HOpe Café counters stigma around mental illness
A new coffee shop has opened in the HOpe Centre: The Greta and Robert H. N. Ho Centre for Psychiatry and Education at Lions Gate Hospital. But it’s not just any café. A partnership of the Canadian Mental Health Association, Vancouver Coastal Health, and Blenz Coffee, the HOpe Café is a social enterprise that employs people with “lived experience” of mental illness and is the first of its kind in British Columbia.
Matt Mazzei is a barista there who also has bipolar disorder. He was diagnosed nine years ago at age 20 and has spent time over the past several years either hospitalized or living in group homes for people with mental illness. Since he started working at the Blenz HOpe Café, however, he’s been able to move into an apartment with a friend.
“I am so happy to work in such an understanding environment,” Mazzei says in an interview at the expansive space with floor-to-ceiling windows, which also has a large patio on the corner of St. Andrew’s Avenue and East 13th Street. “There’s understanding and compassion and empathy here. I have a great team of people supporting me. I’m doing well. I’m healthier than I’ve ever been. I can manage to have a job so I can afford to live on my own, which is fantastic.
“It’s so fantastic to get back into the work force,” he adds. “It’s so hopeful. My goal is not to depend on government funding; my goal is to financially support myself. I have so much support at my job and…I can really lean on the people around me.”
The recently opened HOpe Centre has a 26-bed psychiatric inpatient unit, space for outpatient clinics and community mental-health programs, the Djavad Mowafaghian UBC Medical Education Centre, a clinical-research-trials unit, the Kelty Dennehy Mental Health Resource Centre (which provides information on mental-health issues to patients, families, and the community), and an ambulance station for the B.C. Ambulance Service. The centre is big and bright, with a mission to break down the stigma associated with mental illness. The café itself opened in December but had its launch on January 15 at a packed public event where Dr. Allan Burgmann, the medical director of inpatient psychiatry at the centre, was among the speakers.
“The minute the coffee shop opened, it established a sense of community in this building, which is important for staff members, students, clinicians, patients, and family members visiting with their loved ones who may have been admitted or are having outpatient appointments, but, more importantly, the thing I love more than anything is that it’s open to the public, and people from the neighbourhood are coming and grabbing a cup of coffee,” Burgmann said. “Very quickly, it begins to erode that stigma of mental illness.

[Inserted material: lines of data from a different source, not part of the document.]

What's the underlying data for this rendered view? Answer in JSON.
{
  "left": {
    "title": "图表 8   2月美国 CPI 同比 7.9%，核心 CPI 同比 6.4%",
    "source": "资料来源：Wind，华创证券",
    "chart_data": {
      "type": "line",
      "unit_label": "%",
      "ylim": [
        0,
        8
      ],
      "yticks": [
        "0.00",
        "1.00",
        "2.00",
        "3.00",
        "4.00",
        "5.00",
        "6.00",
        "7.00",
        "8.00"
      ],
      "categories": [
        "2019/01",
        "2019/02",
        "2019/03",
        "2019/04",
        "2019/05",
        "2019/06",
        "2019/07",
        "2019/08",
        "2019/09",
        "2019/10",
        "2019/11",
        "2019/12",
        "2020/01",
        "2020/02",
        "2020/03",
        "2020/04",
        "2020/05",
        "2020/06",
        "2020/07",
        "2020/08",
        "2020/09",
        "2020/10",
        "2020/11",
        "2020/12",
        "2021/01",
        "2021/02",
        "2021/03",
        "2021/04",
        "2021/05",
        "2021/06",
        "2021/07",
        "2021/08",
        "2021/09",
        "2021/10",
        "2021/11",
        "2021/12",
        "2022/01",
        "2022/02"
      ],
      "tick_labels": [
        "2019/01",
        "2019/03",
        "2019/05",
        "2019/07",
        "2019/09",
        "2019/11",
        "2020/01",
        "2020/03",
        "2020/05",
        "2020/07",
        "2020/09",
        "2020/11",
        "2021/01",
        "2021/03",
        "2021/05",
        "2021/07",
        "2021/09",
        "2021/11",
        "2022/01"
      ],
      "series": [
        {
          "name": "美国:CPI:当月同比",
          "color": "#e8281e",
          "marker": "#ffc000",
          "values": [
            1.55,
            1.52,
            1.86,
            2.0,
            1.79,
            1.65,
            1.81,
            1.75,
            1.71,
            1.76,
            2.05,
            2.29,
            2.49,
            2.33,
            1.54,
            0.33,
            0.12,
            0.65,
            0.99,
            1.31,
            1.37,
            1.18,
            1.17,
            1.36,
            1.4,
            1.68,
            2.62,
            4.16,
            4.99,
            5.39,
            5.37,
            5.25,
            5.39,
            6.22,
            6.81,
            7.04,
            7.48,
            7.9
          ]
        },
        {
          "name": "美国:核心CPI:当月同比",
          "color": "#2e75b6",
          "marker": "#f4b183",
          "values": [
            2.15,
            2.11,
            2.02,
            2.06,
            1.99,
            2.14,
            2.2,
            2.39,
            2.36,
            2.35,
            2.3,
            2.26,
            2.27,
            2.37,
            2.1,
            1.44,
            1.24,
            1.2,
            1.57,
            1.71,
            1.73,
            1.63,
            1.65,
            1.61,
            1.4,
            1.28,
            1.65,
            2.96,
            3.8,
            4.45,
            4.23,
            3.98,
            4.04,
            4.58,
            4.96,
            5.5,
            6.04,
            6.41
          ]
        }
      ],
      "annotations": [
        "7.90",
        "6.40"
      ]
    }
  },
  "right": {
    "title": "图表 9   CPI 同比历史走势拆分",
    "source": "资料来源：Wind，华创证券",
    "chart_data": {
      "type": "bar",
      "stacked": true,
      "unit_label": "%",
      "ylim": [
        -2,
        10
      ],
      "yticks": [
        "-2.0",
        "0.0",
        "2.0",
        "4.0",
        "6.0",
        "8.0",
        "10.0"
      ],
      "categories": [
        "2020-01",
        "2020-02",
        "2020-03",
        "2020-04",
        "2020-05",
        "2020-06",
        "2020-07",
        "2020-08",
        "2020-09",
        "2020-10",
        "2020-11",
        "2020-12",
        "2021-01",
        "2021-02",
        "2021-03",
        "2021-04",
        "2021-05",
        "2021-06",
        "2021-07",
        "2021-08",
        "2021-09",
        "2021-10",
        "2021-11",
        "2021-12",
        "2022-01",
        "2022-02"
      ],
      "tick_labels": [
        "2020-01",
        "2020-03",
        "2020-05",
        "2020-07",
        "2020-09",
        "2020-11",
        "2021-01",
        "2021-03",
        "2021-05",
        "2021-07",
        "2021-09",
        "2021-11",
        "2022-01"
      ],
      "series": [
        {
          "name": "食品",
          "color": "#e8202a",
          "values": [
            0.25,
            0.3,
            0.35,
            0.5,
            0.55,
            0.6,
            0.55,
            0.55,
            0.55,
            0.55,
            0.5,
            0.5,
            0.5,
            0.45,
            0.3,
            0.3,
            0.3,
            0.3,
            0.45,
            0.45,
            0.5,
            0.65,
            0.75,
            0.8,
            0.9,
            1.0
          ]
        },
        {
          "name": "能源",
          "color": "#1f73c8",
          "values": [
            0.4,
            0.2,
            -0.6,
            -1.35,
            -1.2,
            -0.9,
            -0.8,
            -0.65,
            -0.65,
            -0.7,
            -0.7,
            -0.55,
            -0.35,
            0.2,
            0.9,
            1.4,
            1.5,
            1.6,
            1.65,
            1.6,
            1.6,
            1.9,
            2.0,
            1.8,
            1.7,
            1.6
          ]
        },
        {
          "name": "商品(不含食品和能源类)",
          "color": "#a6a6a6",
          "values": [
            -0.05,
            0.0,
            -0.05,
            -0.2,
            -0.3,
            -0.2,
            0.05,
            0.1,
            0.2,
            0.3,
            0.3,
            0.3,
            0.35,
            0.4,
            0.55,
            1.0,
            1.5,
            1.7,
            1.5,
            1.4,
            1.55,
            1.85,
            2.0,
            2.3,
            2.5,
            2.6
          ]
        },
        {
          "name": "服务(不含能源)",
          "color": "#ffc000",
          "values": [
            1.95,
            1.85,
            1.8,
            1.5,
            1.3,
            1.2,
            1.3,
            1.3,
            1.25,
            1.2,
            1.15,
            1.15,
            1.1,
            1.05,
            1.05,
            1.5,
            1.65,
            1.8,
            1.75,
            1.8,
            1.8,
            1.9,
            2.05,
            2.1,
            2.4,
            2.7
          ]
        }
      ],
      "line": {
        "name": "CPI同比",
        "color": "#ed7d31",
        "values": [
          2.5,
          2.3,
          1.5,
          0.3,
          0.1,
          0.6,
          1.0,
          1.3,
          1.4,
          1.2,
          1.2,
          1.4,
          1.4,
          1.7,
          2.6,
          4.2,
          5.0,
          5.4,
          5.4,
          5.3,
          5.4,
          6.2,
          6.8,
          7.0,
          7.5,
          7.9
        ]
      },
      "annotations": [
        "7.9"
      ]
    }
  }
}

“The brilliance of this partnership is that it’s forging a relationship where people can, at a certain stage of recovery, get employed, get some work experience, have a sense of purpose, and get back into their lives, which is phenomenal,” he added. “It’s another innovative step in us getting people back, well, and into the community.”
Shawn Pattison, the vice president of Blenz, was on hand to explain how the company got involved. He said the process of evaluating the business model of this particular franchise was unlike any other in the company’s roster.

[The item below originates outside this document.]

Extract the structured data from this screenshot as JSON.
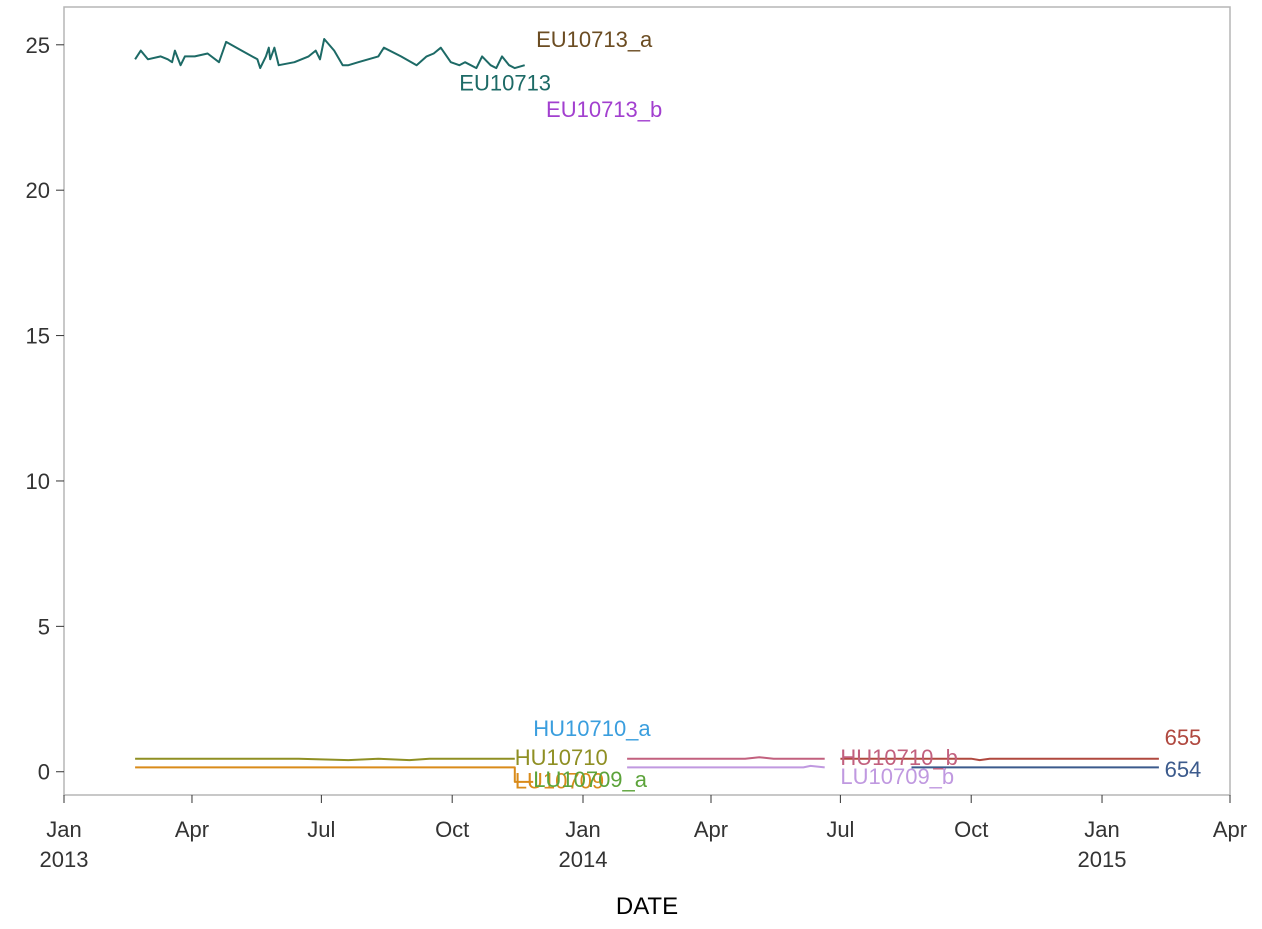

“The traditional measures of analyzing return were different,” he said. “We didn’t care what the metrics were; we just knew it was good. It’s good for a lot of reasons. It’s good for the community; it’s good for B.C.; and it’s good for people directly benefiting from this.”
HOpe Café manager Jo-Anne MacDougall has lived experience, having been diagnosed with anxiety about three years ago. For years prior to that, she assumed her experiences of dizziness were due to vertigo.

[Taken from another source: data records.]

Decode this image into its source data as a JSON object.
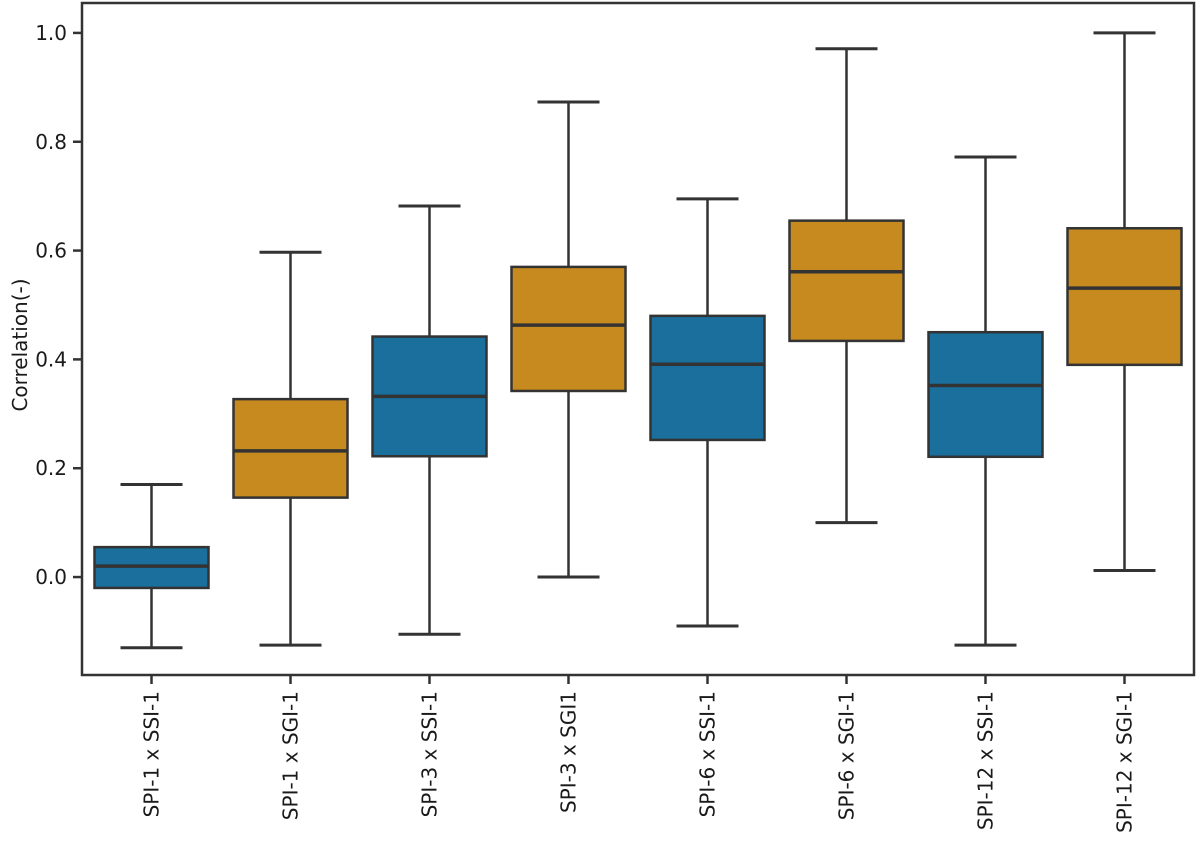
{
  "figure": {
    "background": "#ffffff"
  },
  "colors": {
    "box_blue": "#1A6F9C",
    "box_orange": "#C68A1E",
    "line": "#333333",
    "text": "#1a1a1a"
  },
  "chart_data": {
    "type": "box",
    "title": "",
    "xlabel": "",
    "ylabel": "Correlation(-)",
    "ylim": [
      -0.18,
      1.055
    ],
    "grid": false,
    "legend": false,
    "ytick_values": [
      0.0,
      0.2,
      0.4,
      0.6,
      0.8,
      1.0
    ],
    "ytick_labels": [
      "0.0",
      "0.2",
      "0.4",
      "0.6",
      "0.8",
      "1.0"
    ],
    "categories": [
      "SPI-1 x SSI-1",
      "SPI-1 x SGI-1",
      "SPI-3 x SSI-1",
      "SPI-3 x SGI1",
      "SPI-6 x SSI-1",
      "SPI-6 x SGI-1",
      "SPI-12 x SSI-1",
      "SPI-12 x SGI-1"
    ],
    "boxes": [
      {
        "label": "SPI-1 x SSI-1",
        "color": "blue",
        "whisker_low": -0.13,
        "q1": -0.02,
        "median": 0.02,
        "q3": 0.055,
        "whisker_high": 0.17
      },
      {
        "label": "SPI-1 x SGI-1",
        "color": "orange",
        "whisker_low": -0.125,
        "q1": 0.146,
        "median": 0.232,
        "q3": 0.327,
        "whisker_high": 0.597
      },
      {
        "label": "SPI-3 x SSI-1",
        "color": "blue",
        "whisker_low": -0.105,
        "q1": 0.222,
        "median": 0.332,
        "q3": 0.442,
        "whisker_high": 0.682
      },
      {
        "label": "SPI-3 x SGI1",
        "color": "orange",
        "whisker_low": 0.0,
        "q1": 0.342,
        "median": 0.463,
        "q3": 0.57,
        "whisker_high": 0.873
      },
      {
        "label": "SPI-6 x SSI-1",
        "color": "blue",
        "whisker_low": -0.09,
        "q1": 0.252,
        "median": 0.391,
        "q3": 0.48,
        "whisker_high": 0.695
      },
      {
        "label": "SPI-6 x SGI-1",
        "color": "orange",
        "whisker_low": 0.1,
        "q1": 0.434,
        "median": 0.561,
        "q3": 0.655,
        "whisker_high": 0.971
      },
      {
        "label": "SPI-12 x SSI-1",
        "color": "blue",
        "whisker_low": -0.125,
        "q1": 0.221,
        "median": 0.352,
        "q3": 0.45,
        "whisker_high": 0.772
      },
      {
        "label": "SPI-12 x SGI-1",
        "color": "orange",
        "whisker_low": 0.012,
        "q1": 0.39,
        "median": 0.531,
        "q3": 0.641,
        "whisker_high": 1.0
      }
    ]
  }
}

“I finally had a psychiatrist say to me, ‘We consider you a mental-health emergency,’ ” she recalls, sitting next to Mazzei in the sunny café. “I was very ill before my diagnosis, before I entered into the therapy that I received—the group therapy and the one-on-one therapy.
“For the café, I was trained as a franchisee and given new purpose in my life,” she says. “My goal was to hire, train, and mentor a fine team of individuals who have become great baristas. That may sound very boring, but it has been great for me because two-and-a-half years ago I would not have been able to attain this goal. As an individual with the lived experience of anxiety, I could not leave my house. I have the benefit of working with an amazing team of people in an inclusive environment. I think every workplace should be more inclusive.”
Mar 29, 2015 at 3:16pm
What an amazing and groundbreaking idea. So happy that the community is supporting this venture. Open hearts and caffeine all in one place.